We sat for a moment in silence before he spoke. “I couldn’t sleep. The bed felt empty.”

“I’m sorry.”

“You were angry that I insulted you, and you didn’t want to deal with me, I get it. There’s no need to apologize for that.”

“No, I’m sorry I called you racist.”

“Because you don’t want me angry, or because you’ve changed your mind?”

“Both. You’re right, my stepmother loves me, she doesn’t need proof, and I shouldn’t need it for myself.”

“So you believe me.”

“No, I still think Tawana’s telling the truth. Even if I do partially believe her to prove something, even ignoring that, I still think she’s a good person. I just think that you aren’t racist for believing your friend.”

“Okay.” He paused. “Well, I suppose you aren’t a reverse racist then.” He smiled.

“So we’re good.”

“Yeah. I love you.”

“Love you too.”

The egg timer went off behind him. When I stood to see what it was, he winced. I looked at him, confused. “What?”

“It’s just, um, look I wasn’t going to leave you or anything, I swear. I was just hungry, and we had cheese and leftover pasta, and…” he trailed off as I peered into the pot on the stove.

“You made macaroni.”

“I’m sorry.

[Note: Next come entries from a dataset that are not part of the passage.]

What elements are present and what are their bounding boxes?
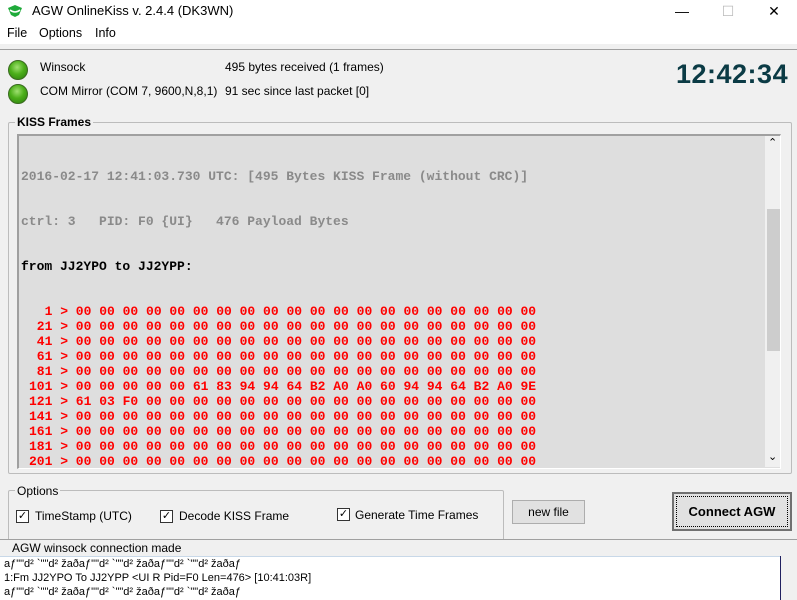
hex-row: 181 > 00 00 00 00 00 00 00 00 00 00 00 0… xyxy=(29,439,537,454)
minimize-button[interactable]: — xyxy=(659,0,705,22)
kiss-frame-lines: 2016-02-17 12:41:03.730 UTC: [495 Bytes … xyxy=(21,139,537,469)
hex-row: 21 > 00 00 00 00 00 00 00 00 00 00 00 00… xyxy=(29,319,537,334)
com-status-led-icon xyxy=(8,84,28,104)
winsock-label: Winsock xyxy=(40,60,86,74)
generate-time-frames-checkbox[interactable]: ✓ xyxy=(337,508,350,521)
frame-header-ctrl: ctrl: 3 PID: F0 {UI} 476 Payload Bytes xyxy=(21,214,349,229)
status-message: AGW winsock connection made xyxy=(12,541,182,555)
decode-kiss-label: Decode KISS Frame xyxy=(179,509,290,523)
connect-agw-button[interactable]: Connect AGW xyxy=(672,492,792,531)
options-label: Options xyxy=(15,484,61,498)
log-scrollbar[interactable] xyxy=(780,556,797,600)
title-bar: AGW OnlineKiss v. 2.4.4 (DK3WN) — ☐ ✕ xyxy=(0,0,797,22)
menu-info[interactable]: Info xyxy=(95,26,116,40)
log-line: aƒ""d² `""d² žaðaƒ""d² `""d² žaðaƒ""d² `… xyxy=(4,586,242,598)
scroll-up-icon[interactable]: ⌃ xyxy=(768,136,777,149)
kiss-vertical-scrollbar[interactable]: ⌃ ⌄ xyxy=(765,136,780,467)
winsock-info: 495 bytes received (1 frames) xyxy=(225,60,384,74)
frame-header-route: from JJ2YPO to JJ2YPP: xyxy=(21,259,193,274)
timestamp-checkbox[interactable]: ✓ xyxy=(16,510,29,523)
hex-row: 41 > 00 00 00 00 00 00 00 00 00 00 00 00… xyxy=(29,334,537,349)
log-output[interactable]: aƒ""d² `""d² žaðaƒ""d² `""d² žaðaƒ""d² `… xyxy=(0,556,797,600)
hex-row: 161 > 00 00 00 00 00 00 00 00 00 00 00 0… xyxy=(29,424,537,439)
status-bar: AGW winsock connection made xyxy=(0,539,797,556)
scroll-thumb[interactable] xyxy=(767,209,780,351)
hex-row: 61 > 00 00 00 00 00 00 00 00 00 00 00 00… xyxy=(29,349,537,364)
menu-options[interactable]: Options xyxy=(39,26,82,40)
com-mirror-label: COM Mirror (COM 7, 9600,N,8,1) xyxy=(40,84,218,98)
scroll-down-icon[interactable]: ⌄ xyxy=(768,450,777,463)
timestamp-label: TimeStamp (UTC) xyxy=(35,509,132,523)
generate-time-frames-label: Generate Time Frames xyxy=(355,508,479,522)
frame-header-timestamp: 2016-02-17 12:41:03.730 UTC: [495 Bytes … xyxy=(21,169,529,184)
winsock-status-led-icon xyxy=(8,60,28,80)
decode-kiss-checkbox[interactable]: ✓ xyxy=(160,510,173,523)
window-title: AGW OnlineKiss v. 2.4.4 (DK3WN) xyxy=(32,3,234,18)
divider xyxy=(0,49,797,50)
hex-row: 81 > 00 00 00 00 00 00 00 00 00 00 00 00… xyxy=(29,364,537,379)
clock: 12:42:34 xyxy=(676,59,789,89)
hex-row: 141 > 00 00 00 00 00 00 00 00 00 00 00 0… xyxy=(29,409,537,424)
kiss-frames-label: KISS Frames xyxy=(15,115,94,129)
kiss-frames-textbox[interactable]: 2016-02-17 12:41:03.730 UTC: [495 Bytes … xyxy=(17,134,781,469)
hex-row: 101 > 00 00 00 00 00 61 83 94 94 64 B2 A… xyxy=(29,379,537,394)
close-button[interactable]: ✕ xyxy=(751,0,797,22)
hex-row: 201 > 00 00 00 00 00 00 00 00 00 00 00 0… xyxy=(29,454,537,469)
new-file-button[interactable]: new file xyxy=(512,500,585,524)
com-info: 91 sec since last packet [0] xyxy=(225,84,370,98)
maximize-button[interactable]: ☐ xyxy=(705,0,751,22)
log-line: 1:Fm JJ2YPO To JJ2YPP <UI R Pid=F0 Len=4… xyxy=(4,572,312,584)
menu-bar: File Options Info xyxy=(0,22,797,44)
menu-file[interactable]: File xyxy=(7,26,27,40)
hex-row: 121 > 61 03 F0 00 00 00 00 00 00 00 00 0… xyxy=(29,394,537,409)
app-logo-icon xyxy=(8,5,22,17)
hex-row: 1 > 00 00 00 00 00 00 00 00 00 00 00 00 … xyxy=(29,304,537,319)
log-line: aƒ""d² `""d² žaðaƒ""d² `""d² žaðaƒ""d² `… xyxy=(4,558,242,570)
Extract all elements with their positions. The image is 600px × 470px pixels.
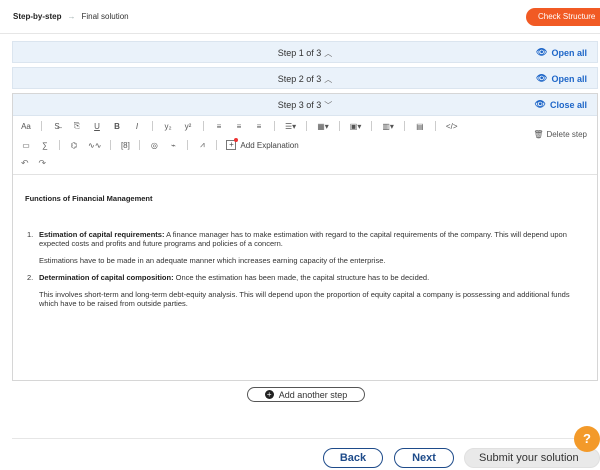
add-explanation-button[interactable]: + Add Explanation xyxy=(226,138,299,150)
chevron-down-icon: ﹀ xyxy=(324,101,333,110)
chemistry-icon[interactable]: ⌬ xyxy=(69,141,79,150)
list-item: 1. Estimation of capital requirements: A… xyxy=(27,230,567,265)
text-box-icon[interactable]: ▭ xyxy=(21,141,31,150)
toolbar-divider xyxy=(434,121,436,131)
align-left-icon[interactable]: ≡ xyxy=(214,122,224,131)
matrix-icon[interactable]: [8] xyxy=(120,141,130,150)
graph-icon[interactable]: ⌁ xyxy=(168,141,178,150)
strikethrough-icon[interactable]: S̶ xyxy=(52,122,62,131)
chevron-up-icon: ︿ xyxy=(324,75,333,84)
history-toolbar: ↶ ↷ xyxy=(21,158,46,169)
font-size-button[interactable]: Aa xyxy=(21,122,31,131)
toolbar-divider xyxy=(152,121,153,131)
step-1-label: Step 1 of 3 ︿ xyxy=(277,48,333,58)
formula-icon[interactable]: ∑ xyxy=(40,141,50,150)
media-icon[interactable]: ▤ xyxy=(415,122,425,131)
toolbar-divider xyxy=(139,140,141,150)
underline-button[interactable]: U xyxy=(92,122,102,131)
delete-step-button[interactable]: 🗑 Delete step xyxy=(533,130,587,139)
insert-toolbar: ▭ ∑ ⌬ ∿∿ [8] ◎ ⌁ ⩘ + Add Explanation xyxy=(21,138,299,152)
footer-divider xyxy=(12,438,598,439)
subscript-button[interactable]: y₂ xyxy=(163,122,173,131)
list-item: 2. Determination of capital composition:… xyxy=(27,273,570,308)
editor-content[interactable]: Functions of Financial Management 1. Est… xyxy=(25,194,585,316)
step-1-row[interactable]: Step 1 of 3 ︿ 👁 Open all xyxy=(12,41,598,63)
step-3-label: Step 3 of 3 ﹀ xyxy=(277,100,333,110)
open-all-button[interactable]: 👁 Open all xyxy=(536,47,587,58)
superscript-button[interactable]: y² xyxy=(183,122,193,131)
eye-icon: 👁 xyxy=(536,73,548,83)
step-3-row[interactable]: Step 3 of 3 ﹀ 👁 Close all xyxy=(13,94,597,116)
trash-icon: 🗑 xyxy=(533,130,544,139)
step-2-label: Step 2 of 3 ︿ xyxy=(277,74,333,84)
submit-solution-button[interactable]: Submit your solution xyxy=(464,448,600,468)
toolbar-divider xyxy=(403,121,405,131)
wave-icon[interactable]: ∿∿ xyxy=(88,141,101,150)
italic-button[interactable]: I xyxy=(132,122,142,131)
image-icon[interactable]: ▣▾ xyxy=(350,122,362,131)
toolbar-divider xyxy=(306,121,308,131)
check-structure-button[interactable]: Check Structure xyxy=(526,8,600,26)
plot-icon[interactable]: ⩘ xyxy=(197,140,207,150)
next-button[interactable]: Next xyxy=(394,448,454,468)
toolbar-divider xyxy=(110,140,112,150)
clipboard-icon[interactable]: ⎘ xyxy=(72,121,82,131)
breadcrumb: Step-by-step → Final solution xyxy=(13,12,129,21)
back-button[interactable]: Back xyxy=(323,448,383,468)
breadcrumb-step-by-step[interactable]: Step-by-step xyxy=(13,12,61,21)
code-button[interactable]: </> xyxy=(446,122,458,131)
arrow-right-icon: → xyxy=(67,12,76,21)
add-another-step-button[interactable]: + Add another step xyxy=(247,387,365,402)
undo-icon[interactable]: ↶ xyxy=(21,158,29,169)
open-all-button[interactable]: 👁 Open all xyxy=(536,73,587,84)
toolbar-divider xyxy=(41,121,42,131)
close-all-button[interactable]: 👁 Close all xyxy=(535,99,587,110)
toolbar-divider xyxy=(59,140,60,150)
plus-icon: + xyxy=(264,390,274,399)
toolbar-divider xyxy=(338,121,340,131)
align-right-icon[interactable]: ≡ xyxy=(254,122,264,131)
add-explanation-icon: + xyxy=(226,138,239,150)
editor-divider xyxy=(13,174,597,175)
align-center-icon[interactable]: ≡ xyxy=(234,122,244,131)
top-bar: Step-by-step → Final solution Check Stru… xyxy=(0,0,600,34)
eye-off-icon: 👁 xyxy=(534,99,546,109)
chevron-up-icon: ︿ xyxy=(324,49,333,58)
step-3-editor: Step 3 of 3 ﹀ 👁 Close all Aa S̶ ⎘ U B I y… xyxy=(12,93,598,381)
step-2-row[interactable]: Step 2 of 3 ︿ 👁 Open all xyxy=(12,67,598,89)
list-icon[interactable]: ☰▾ xyxy=(285,122,296,131)
redo-icon[interactable]: ↷ xyxy=(39,158,47,169)
toolbar-divider xyxy=(216,140,218,150)
table-icon[interactable]: ▦▾ xyxy=(317,122,329,131)
toolbar-divider xyxy=(187,140,189,150)
help-icon[interactable]: ? xyxy=(574,426,600,452)
toolbar-divider xyxy=(274,121,275,131)
breadcrumb-final-solution[interactable]: Final solution xyxy=(81,12,128,21)
target-icon[interactable]: ◎ xyxy=(149,141,159,150)
content-heading: Functions of Financial Management xyxy=(25,194,153,203)
formatting-toolbar: Aa S̶ ⎘ U B I y₂ y² ≡ ≡ ≡ ☰▾ ▦▾ ▣▾ ▥▾ ▤ … xyxy=(21,120,458,132)
bold-button[interactable]: B xyxy=(112,122,122,131)
eye-icon: 👁 xyxy=(536,47,548,57)
chart-icon[interactable]: ▥▾ xyxy=(382,122,394,131)
toolbar-divider xyxy=(203,121,204,131)
toolbar-divider xyxy=(371,121,373,131)
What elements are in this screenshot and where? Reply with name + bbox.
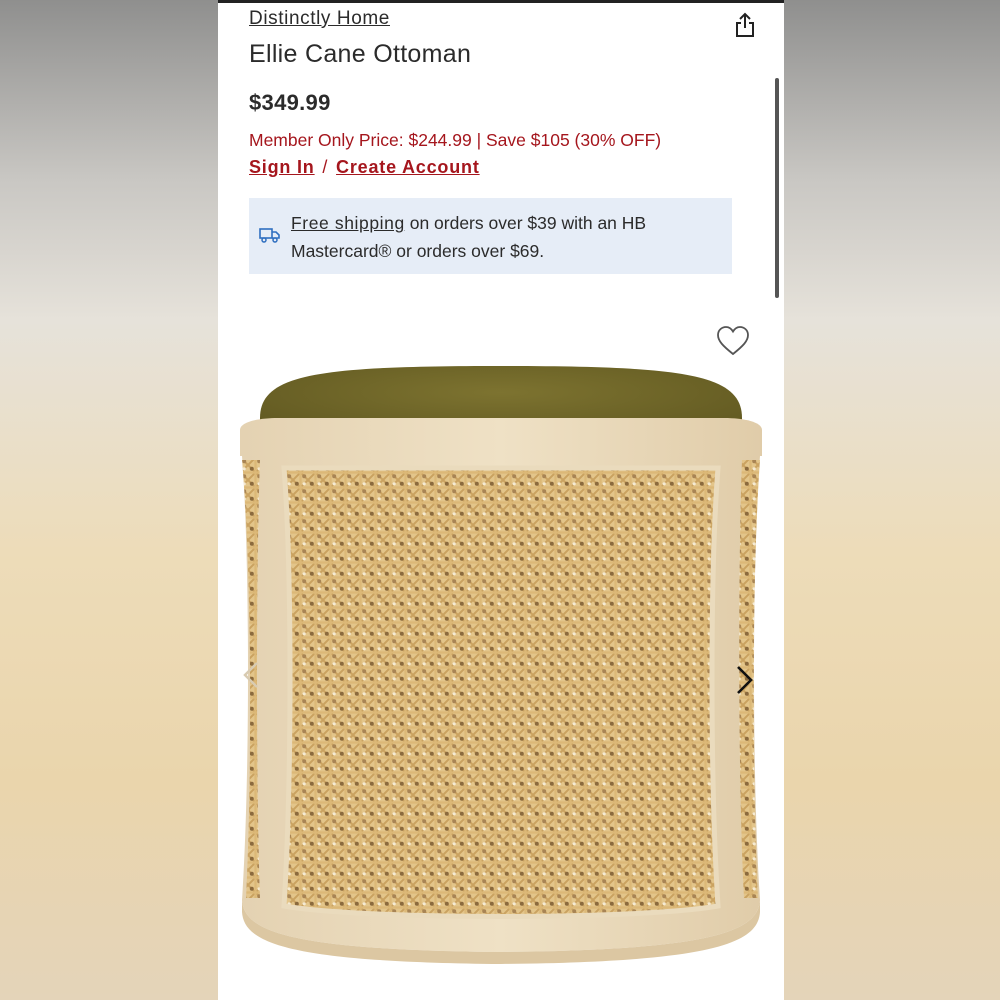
product-page: Distinctly Home Ellie Cane Ottoman $349.… [218,0,784,1000]
shipping-banner: Free shipping on orders over $39 with an… [249,198,732,274]
background-left [0,0,218,1000]
shipping-text: Free shipping on orders over $39 with an… [291,209,721,265]
member-price: Member Only Price: $244.99 | Save $105 (… [249,130,662,150]
product-price: $349.99 [249,90,331,115]
background-right [784,0,1000,1000]
account-links: Sign In / Create Account [249,157,480,178]
heart-icon[interactable] [716,325,750,357]
create-account-link[interactable]: Create Account [336,157,480,177]
sign-in-link[interactable]: Sign In [249,157,315,177]
chevron-left-icon[interactable] [242,660,260,690]
top-divider [218,0,784,3]
product-image [240,366,762,964]
share-icon[interactable] [734,12,756,38]
free-shipping-link[interactable]: Free shipping [291,213,405,233]
scrollbar[interactable] [775,78,779,298]
link-separator: / [322,157,329,177]
truck-icon [259,228,280,243]
product-title: Ellie Cane Ottoman [249,40,472,68]
brand-link[interactable]: Distinctly Home [249,8,390,30]
chevron-right-icon[interactable] [734,664,754,696]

I didn’t think you were going to talk to me anyways.”

“No, it’s fine.”

“Seriously?”

I thought about it for a second. “Seriously.” I wasn’t upset. I’d been afraid for years, but right then, talking to Darryl, who I loved and once again trusted, I wasn’t. “Like I said. We’re good.”

6 comments:

vicky/bruney said...

It's really good Tea!!!!!

too bad you only used “She’s a lying black bitch.”
instead of a more colorful epithet. Hahaha...how about, my personal favorite, "cheese eating surrender monkey" especially as your character seems to have something against macaroni...?

One suggestion...at the beginning, it kind of seems like your almost in an interview or something just because you're sort of narrating exactly what went on and describing some personal details about yourself...I had this problem too but I tried to embed the details into the story more...whatever...it's not a big deal though...You're story is great!!! (and at least concise...)

do you want to read mine? IDK how I could post it though...tell me if you have an idea...I guess I could always email it to you?

Tea said...

email it! I want to see!

vicky/bruney said...

alriiiiiightt......! i'll send it!!!!

Gretchen said...

nice dialogue and description. i agree, very concise
interesting characters
good job :)

vicky/bruney said...

BTW gretch...i kinda have to say that your comments sounded like a good mood LOCOFOCO there...not an insult or anything but can't you see those comments on the bottom of a paper? That gets a B-?!

Tea said...

thank you very very much, Gretchen and V.B.
If I could remember the hug emoticon, I would insert it right now.